TinyML and Efficient Deep Learning Computing, and Why I’m Very Excited Right Now



It’s been a hot minute since I last posted, so here’s a little update!
This spring, I’m taking a really exciting course on TinyML and Efficient Deep Learning Computing at NUST, and I’m honestly very excited about it! From what I can tell, this might be the only place in Pakistan offering this exact course and curriculum, which is pretty cool considering similar versions are taught at places like MIT and Harvard.


The course focuses on two closely related (and very hot) areas:

TinyML and Efficient Deep Learning Computing

So… what even is TinyML?

Most modern deep neural networks are massively overparameterized, with too many weights, huge model sizes, and a lot of power spent on redundant computation. That’s fine if you’ve got your hands on the latest GPUs! But not so great if you’re working with memory and battery constrained devices.

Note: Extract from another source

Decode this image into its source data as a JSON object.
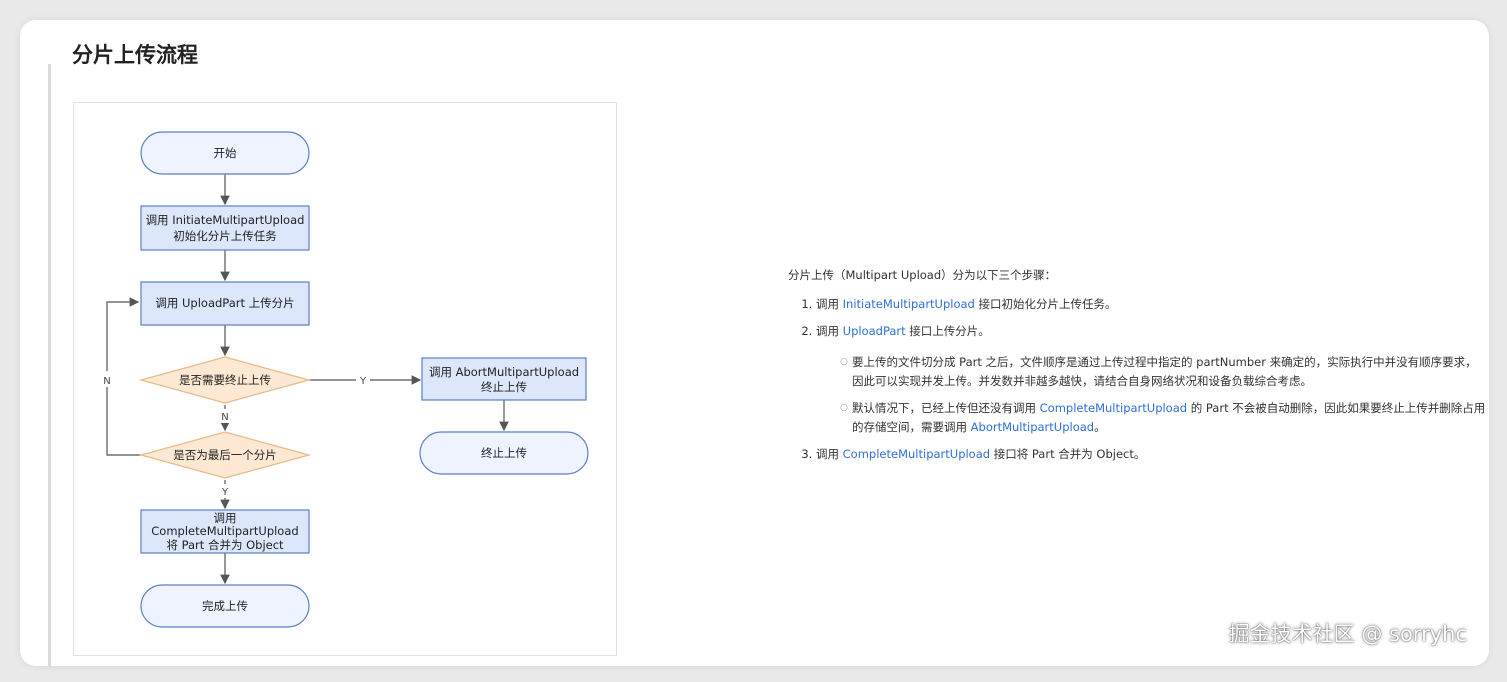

This is where TinyML comes in. TinyML is all about:

  • Reducing model size
  • Achieving faster computation
  • Making the models less power hungry!
  • Making models deployable on ultra-low-power hardware, like MCUs

In simple (but slightly distorted) terms:

Model big. Memory small?

Squeeze model. Fit on MCU. Done.


Here's a GIF that sums it up!


TinyML will be especially relevant for IoT and robotics, where real-time inference and ultra-low battery consumption really 
matter. Instead of sending data to the cloud and waiting for a response, computation happens at the edge. The intelligence lives on the device itself!

Okay, then what’s Efficient Deep Learning Computing?

Efficient Deep Learning Computing is the bigger picture. The goal is to maintain the same (or nearly the same) accuracy while using:

  • Less memory
  • Less energy
  • Less computation
  • Lower latency
  • Ideally, cheaper hardware

And here’s the important part:
Efficient deep learning considers:

  • Optimization methods like pruning and quantization
  • Model Architecture 
  • Hardware design

Because fun fact: not all compression methods are hardware-friendly. Some types of pruning, for example, make it harder to run efficiently on GPUs or CPUs.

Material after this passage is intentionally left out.